As I reflected on the great discussions I had with the participants and guests at the Expo at Pragati Maidan, I was reminded of what museums are uniquely positioned to do: they stand at the crossroads of tradition and innovation acting as guardians of art, culture and heritage, while conversing with people and society about change and the future.In a multipolar world, museums are dynamic spaces that foster connection, dialogue, and interaction. While housing relics from the past, museums are vibrant hubs that spark creativity and expand horizons, offering opportunities for exploration, education, and inspiration. So, now more than ever, as we see polarising discourses spread in the world, how do we learn from each other – leveraging our global museums to bridge the gaps between civilisations, geographies, and times? How can museums help us connect to each other, to our shared humanity

1. Introduce innovative and collaborative models


Establishing strong alliances and collaborative models enables museums to leverage the expertise and resources of different institutions, creating a more holistic and enriching visitor experience. For instance, under the umbrella of the Department of Culture and Tourism of Abu Dhabi, the Saadiyat Cultural District houses Louvre Abu Dhabi, which showcases a collaboration between the UAE and France, but also the upcoming Guggenheim Abu Dhabi Museum, a collaboration between the UAE and the New York based foundation. New models of governance encourage collaboration across international institutions, foster cultural exchange and broaden the scope of museums, allowing them to transcend borders and tell global stories.

2. Curate shared collections


Museums must embrace the idea of shared collections. By incorporating masterpieces from around the world, museums create a more comprehensive narrative that showcases the extraordinary breadth of human creativity. Shared collections not only enrich the visitor experience but also promote cultural understanding and global connections. Beyond French loans and the UAE collection, Louvre Abu Dhabi also features ambassador objects from countries like Oman, Jordan, KSA, the Philippines, South Korea, and very soon I hope from India as well.

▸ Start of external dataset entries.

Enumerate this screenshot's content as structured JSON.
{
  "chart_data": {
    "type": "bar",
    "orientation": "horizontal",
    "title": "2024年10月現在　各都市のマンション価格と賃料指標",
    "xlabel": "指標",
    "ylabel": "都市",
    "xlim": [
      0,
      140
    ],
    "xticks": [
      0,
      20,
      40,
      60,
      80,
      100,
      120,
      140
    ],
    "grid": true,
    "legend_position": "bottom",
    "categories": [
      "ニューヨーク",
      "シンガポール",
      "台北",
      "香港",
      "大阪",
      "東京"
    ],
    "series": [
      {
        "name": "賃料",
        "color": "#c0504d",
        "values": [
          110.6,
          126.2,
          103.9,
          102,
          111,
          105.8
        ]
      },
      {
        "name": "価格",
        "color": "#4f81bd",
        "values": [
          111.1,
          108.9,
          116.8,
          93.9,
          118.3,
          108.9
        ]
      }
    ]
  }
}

This global tapestry fosters a sense of unity and highlights our shared connections and creativity.


3. Boost tourism and economic diversification


Museums play a vital role in promoting tourism, both domestically and internationally. By adopting innovative models of economic development, museums can attract visitors from around the world and contribute to the growth of their local economies. Besides providing direct and indirect employment, museums are also able to generate revenue through their locations, their food and beverage, the boutiques, and their intellectual property rights validation. In fact, museums can also foster economic growth by collaborating with diverse sectors, such as the partnership between the watchmaker brand Swatch and Louvre Abu Dhabi, which fused art and craftsmanship.